📄 Original Report (PDF): Download EQST Insight 2025 July →
July 2025’s EQST Insight addresses the challenge of achieving comprehensive security visibility across hybrid environments, analyses the DireWolf ransomware group’s novel victim negotiation strategy, and continues the Zero Trust series with network-layer controls.
Headline: Security Visibility & Gray Zone Vulnerabilities
Many organisations have invested heavily in detection tools yet still suffer breaches through “gray zone” vulnerabilities — assets and attack paths that fall outside the coverage of any single monitoring solution. EQST defines gray zones as the overlapping gaps between EDR, network monitoring, cloud security posture management (CSPM), and OT/ICS monitoring. The report proposes a Security Visibility Index methodology: map all assets, assign a monitoring coverage score to each, and prioritise coverage gaps for remediation. Common gray zones identified include cloud-native services accessed via personal credentials, legacy OT systems with no agent support, and third-party SaaS integrations with no API-level logging.

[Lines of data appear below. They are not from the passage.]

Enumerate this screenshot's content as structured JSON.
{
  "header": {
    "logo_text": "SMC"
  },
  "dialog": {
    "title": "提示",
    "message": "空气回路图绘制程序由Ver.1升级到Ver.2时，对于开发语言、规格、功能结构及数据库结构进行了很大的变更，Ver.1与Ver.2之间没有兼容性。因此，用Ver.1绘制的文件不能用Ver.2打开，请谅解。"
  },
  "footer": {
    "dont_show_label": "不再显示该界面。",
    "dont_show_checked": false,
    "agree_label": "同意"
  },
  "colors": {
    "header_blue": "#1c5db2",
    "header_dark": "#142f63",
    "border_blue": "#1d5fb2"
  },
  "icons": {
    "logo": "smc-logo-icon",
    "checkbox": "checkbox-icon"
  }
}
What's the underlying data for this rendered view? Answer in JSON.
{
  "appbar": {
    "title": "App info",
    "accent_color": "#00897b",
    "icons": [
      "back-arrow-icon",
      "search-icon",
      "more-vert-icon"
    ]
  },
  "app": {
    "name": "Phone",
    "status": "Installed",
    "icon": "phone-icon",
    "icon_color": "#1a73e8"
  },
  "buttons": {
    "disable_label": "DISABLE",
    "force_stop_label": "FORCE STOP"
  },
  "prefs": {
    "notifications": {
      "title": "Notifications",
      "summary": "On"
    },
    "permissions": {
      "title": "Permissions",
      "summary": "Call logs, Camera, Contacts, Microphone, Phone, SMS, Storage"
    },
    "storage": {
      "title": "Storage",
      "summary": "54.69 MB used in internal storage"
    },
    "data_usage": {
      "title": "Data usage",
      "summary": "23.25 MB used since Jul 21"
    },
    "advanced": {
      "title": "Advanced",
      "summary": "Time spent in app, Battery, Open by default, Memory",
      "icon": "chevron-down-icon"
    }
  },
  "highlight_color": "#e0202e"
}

Keep Up with Ransomware: DireWolf — Per-Victim Negotiation Channels
EQST analysed DireWolf ransomware, notable for its operational security approach to victim negotiations. Rather than using a centralised leak site for all victims, DireWolf establishes a unique, ephemeral Tor-based negotiation channel for each victim — making it harder for researchers and law enforcement to track victim count, ransom demands, and payment patterns. EQST observed DireWolf targeting logistics and supply chain companies where operational downtime creates intense pressure to pay. The report includes DireWolf’s technical indicators, encryption methodology, and recommended containment steps.
Special Report: Zero Trust Security Strategy — Network
The network segment of EQST’s Zero Trust series covers micro-segmentation, encrypted east-west traffic, and software-defined perimeter (SDP) architectures. Traditional flat networks allow ransomware and lateral movement to spread rapidly once an attacker is inside. EQST recommends phasing in micro-segmentation by starting with the most critical asset groups (e.g., domain controllers, financial systems, OT networks), implementing mutual TLS for service-to-service communication, and deploying network detection and response (NDR) to baseline and alert on anomalous internal traffic. The report includes a practical roadmap for organisations transitioning from perimeter-based to zero trust network architecture.